Refki Saputra dari Greenpeace Indonesia menilai pemerintah mesti menghentikan penghancuran hutan alam, baik yang legal maupun ilegal. Menurut Refki, konsesi kehutanan di bawah rezim UU saat ini hanya memandang hutan sebagai sumber pendapatan negara, bukan sebagai penyangga kehidupan.
“Sudah saatnya UU Kehutanan yang baru menghentikan praktik ‘monetisasi hutan’ dan menyelamatkan 90,7 juta hektar hutan alam tersisa, memihak pada masyarakat adat, perlindungan biodiversitas dan iklim,” kata Refki.
Greenpeace mencatat setidaknya ada 42,6 juta hektar hutan alam dalam tiga kawasan hutan produksi yang berpotensi hilang. Kebijakan moratorium pemberian izin pun dinilai tidak cukup kuat. Sepanjang 2024, hilang 39 ribu hektar hutan alam di area yang sudah dimoratorium.

Usulan Desain Ulang Regulasi
Erwin Dwi Kristianto dari HuMa menilai UU Kehutanan mendatang perlu mengatur transisi rezim dari pengurusan menjadi pengelolaan, memasukkan penetapan hutan adat sebagai bagian dari proses pengukuhan kawasan hutan, serta memprioritaskan pemulihan lahan hutan.
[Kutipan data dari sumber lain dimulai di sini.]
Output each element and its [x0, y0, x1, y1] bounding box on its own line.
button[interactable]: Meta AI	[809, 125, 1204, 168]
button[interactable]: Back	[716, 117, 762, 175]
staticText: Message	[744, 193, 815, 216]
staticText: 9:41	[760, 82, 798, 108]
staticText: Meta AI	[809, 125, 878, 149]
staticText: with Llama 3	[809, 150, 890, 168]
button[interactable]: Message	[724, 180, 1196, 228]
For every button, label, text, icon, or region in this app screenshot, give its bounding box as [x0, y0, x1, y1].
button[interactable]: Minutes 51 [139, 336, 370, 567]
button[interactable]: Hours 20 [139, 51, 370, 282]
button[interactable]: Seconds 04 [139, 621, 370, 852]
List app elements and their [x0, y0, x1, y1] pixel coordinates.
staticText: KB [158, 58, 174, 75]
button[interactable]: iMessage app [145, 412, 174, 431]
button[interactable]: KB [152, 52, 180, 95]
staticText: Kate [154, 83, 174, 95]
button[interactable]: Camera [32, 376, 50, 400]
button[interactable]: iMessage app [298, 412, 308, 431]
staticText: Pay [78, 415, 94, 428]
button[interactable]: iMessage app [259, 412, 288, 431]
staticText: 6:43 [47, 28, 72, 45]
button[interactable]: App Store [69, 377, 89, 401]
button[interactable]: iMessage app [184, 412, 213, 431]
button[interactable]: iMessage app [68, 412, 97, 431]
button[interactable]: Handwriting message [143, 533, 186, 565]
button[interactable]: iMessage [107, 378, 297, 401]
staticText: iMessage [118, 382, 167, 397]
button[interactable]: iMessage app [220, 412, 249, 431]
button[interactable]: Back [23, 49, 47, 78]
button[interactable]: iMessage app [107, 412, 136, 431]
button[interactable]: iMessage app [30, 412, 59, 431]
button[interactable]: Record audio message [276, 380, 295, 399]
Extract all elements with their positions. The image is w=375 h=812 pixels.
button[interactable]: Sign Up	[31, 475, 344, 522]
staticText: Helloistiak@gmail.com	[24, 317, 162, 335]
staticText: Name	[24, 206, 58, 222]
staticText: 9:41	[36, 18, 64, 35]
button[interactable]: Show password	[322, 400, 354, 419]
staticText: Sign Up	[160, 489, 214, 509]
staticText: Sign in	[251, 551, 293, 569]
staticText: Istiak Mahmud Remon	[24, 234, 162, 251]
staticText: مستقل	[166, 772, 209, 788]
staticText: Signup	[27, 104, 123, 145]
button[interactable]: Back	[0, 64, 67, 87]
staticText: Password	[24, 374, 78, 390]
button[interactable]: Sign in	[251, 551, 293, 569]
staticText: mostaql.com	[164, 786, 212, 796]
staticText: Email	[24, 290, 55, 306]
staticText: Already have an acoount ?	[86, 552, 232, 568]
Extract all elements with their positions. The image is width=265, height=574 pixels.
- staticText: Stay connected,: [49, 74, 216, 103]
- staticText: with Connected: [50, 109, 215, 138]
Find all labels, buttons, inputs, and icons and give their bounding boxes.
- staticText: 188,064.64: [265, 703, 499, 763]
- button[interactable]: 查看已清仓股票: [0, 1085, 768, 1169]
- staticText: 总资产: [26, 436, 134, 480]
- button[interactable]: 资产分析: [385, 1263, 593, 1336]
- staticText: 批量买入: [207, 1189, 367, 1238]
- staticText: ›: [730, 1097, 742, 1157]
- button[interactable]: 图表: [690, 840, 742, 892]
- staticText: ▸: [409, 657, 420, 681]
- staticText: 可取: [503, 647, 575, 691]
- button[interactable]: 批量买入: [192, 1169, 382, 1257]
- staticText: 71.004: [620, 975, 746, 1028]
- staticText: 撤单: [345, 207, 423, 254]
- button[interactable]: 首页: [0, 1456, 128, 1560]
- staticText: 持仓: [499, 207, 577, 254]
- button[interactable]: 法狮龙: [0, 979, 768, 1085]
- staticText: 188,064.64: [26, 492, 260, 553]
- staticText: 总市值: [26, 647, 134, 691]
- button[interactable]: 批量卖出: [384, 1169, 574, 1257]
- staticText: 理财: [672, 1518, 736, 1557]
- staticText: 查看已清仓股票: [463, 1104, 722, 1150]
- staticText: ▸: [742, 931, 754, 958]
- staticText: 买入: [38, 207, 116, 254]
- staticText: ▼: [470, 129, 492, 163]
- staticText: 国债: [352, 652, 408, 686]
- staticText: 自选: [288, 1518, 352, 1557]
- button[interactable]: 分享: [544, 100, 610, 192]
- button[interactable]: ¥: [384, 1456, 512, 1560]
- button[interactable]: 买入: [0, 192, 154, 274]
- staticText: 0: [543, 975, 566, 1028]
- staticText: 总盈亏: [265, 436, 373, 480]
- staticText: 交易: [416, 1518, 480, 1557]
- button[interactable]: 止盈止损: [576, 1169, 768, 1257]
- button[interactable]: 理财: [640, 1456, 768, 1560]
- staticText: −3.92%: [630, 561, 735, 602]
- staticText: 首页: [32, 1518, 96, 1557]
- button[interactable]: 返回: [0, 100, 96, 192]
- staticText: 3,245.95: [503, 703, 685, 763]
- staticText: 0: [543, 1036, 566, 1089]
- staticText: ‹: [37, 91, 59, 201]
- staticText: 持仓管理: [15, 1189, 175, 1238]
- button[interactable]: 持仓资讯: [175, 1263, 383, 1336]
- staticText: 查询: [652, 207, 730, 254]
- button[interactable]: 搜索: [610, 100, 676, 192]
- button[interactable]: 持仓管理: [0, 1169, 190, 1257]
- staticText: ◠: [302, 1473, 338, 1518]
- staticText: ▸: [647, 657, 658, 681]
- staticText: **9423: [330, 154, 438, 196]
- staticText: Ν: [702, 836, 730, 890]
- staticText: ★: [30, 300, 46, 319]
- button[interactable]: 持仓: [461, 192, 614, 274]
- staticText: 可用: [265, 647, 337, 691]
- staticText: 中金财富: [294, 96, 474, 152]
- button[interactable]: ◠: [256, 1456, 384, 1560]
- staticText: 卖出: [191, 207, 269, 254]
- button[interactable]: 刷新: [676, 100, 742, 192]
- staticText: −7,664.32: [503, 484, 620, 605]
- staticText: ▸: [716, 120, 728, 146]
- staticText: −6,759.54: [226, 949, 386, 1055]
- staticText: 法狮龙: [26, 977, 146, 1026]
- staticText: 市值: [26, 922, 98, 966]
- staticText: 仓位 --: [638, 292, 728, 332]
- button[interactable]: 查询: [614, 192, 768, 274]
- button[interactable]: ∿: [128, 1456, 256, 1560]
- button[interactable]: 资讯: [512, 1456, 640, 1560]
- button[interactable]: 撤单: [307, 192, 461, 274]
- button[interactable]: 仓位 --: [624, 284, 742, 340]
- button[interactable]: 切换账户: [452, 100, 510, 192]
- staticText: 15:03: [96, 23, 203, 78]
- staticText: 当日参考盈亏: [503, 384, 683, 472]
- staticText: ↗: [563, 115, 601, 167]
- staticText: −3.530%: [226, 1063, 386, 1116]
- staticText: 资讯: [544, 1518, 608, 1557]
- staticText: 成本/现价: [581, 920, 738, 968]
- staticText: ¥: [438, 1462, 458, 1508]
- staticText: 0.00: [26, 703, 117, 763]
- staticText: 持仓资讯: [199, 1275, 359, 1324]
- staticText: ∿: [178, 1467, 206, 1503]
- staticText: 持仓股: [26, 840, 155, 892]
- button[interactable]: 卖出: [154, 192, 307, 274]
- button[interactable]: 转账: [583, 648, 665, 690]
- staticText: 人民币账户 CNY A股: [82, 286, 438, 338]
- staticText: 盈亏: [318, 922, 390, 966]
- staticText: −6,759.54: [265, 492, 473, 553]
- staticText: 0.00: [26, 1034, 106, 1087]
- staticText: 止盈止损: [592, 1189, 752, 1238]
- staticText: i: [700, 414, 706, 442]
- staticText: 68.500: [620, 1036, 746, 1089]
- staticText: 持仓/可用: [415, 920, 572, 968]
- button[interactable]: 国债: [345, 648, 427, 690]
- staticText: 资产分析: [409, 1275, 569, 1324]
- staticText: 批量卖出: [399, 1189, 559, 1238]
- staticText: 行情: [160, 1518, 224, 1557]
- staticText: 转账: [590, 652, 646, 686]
“Negara semestinya cukup mengelola saja, tidak menguasai tanah. Yang terjadi sekarang adalah negara mengurusi kawasan hutan, tapi tidak mengurus hutannya. Hutan-hutan yang gundul, tidak ada pohonnya, dianggap masuk kawasan hutan,” ujar Erwin.
Muhammad Arman dari AMAN menekankan pentingnya perubahan UU secara total dalam perspektif masyarakat adat. UU Kehutanan selama ini mengabaikan pengetahuan lokal dalam mengelola sumber daya alam. Muhammad Ihsan Maulana dari WGII menambahkan bahwa masyarakat adat dan lokal menjaga kawasan ICCAs sebagai ruang hidup yang dilindungi turun-temurun.
“Negara menetapkan hutan untuk fungsi produksi di wilayah masyarakat adat akan menimbulkan pergesekan, dimana masyarakat mengakui hutan dengan fungsi lindung dan fungsi religi, tapi negara mengakuinya sebagai fungsi produksi. Jadinya UUK gagal mengangkat realitas yang terjadi di konteks sosial,” kata Ihsan.
Mohamad Burhanudin dari Forum Dialog Konservasi Indonesia mengusulkan klasifikasi hutan cukup dua: hutan tetap atau permanen dan hutan cadangan yang tidak dapat dikonversi. Inventarisasi hutan juga harus inklusif dan partisipatif agar tidak terus berpihak pada kepentingan ekonomi korporasi.
“Mau tidak mau harus ada UU baru. Kalau anggota DPR (Komisi IV) mengatakan pembuatan UU baru dianggap sulit, namun lebih sulit lagi kalau kita gagal dalam membuat regulasi yang bagus,” ujar Burhanudin.
Koalisi masyarakat sipil sepakat mendesak perubahan total UU Kehutanan agar mampu menyelesaikan persoalan kerusakan hutan secara mendasar, berpihak pada masyarakat adat, masyarakat lokal sekitar hutan, serta petani hutan.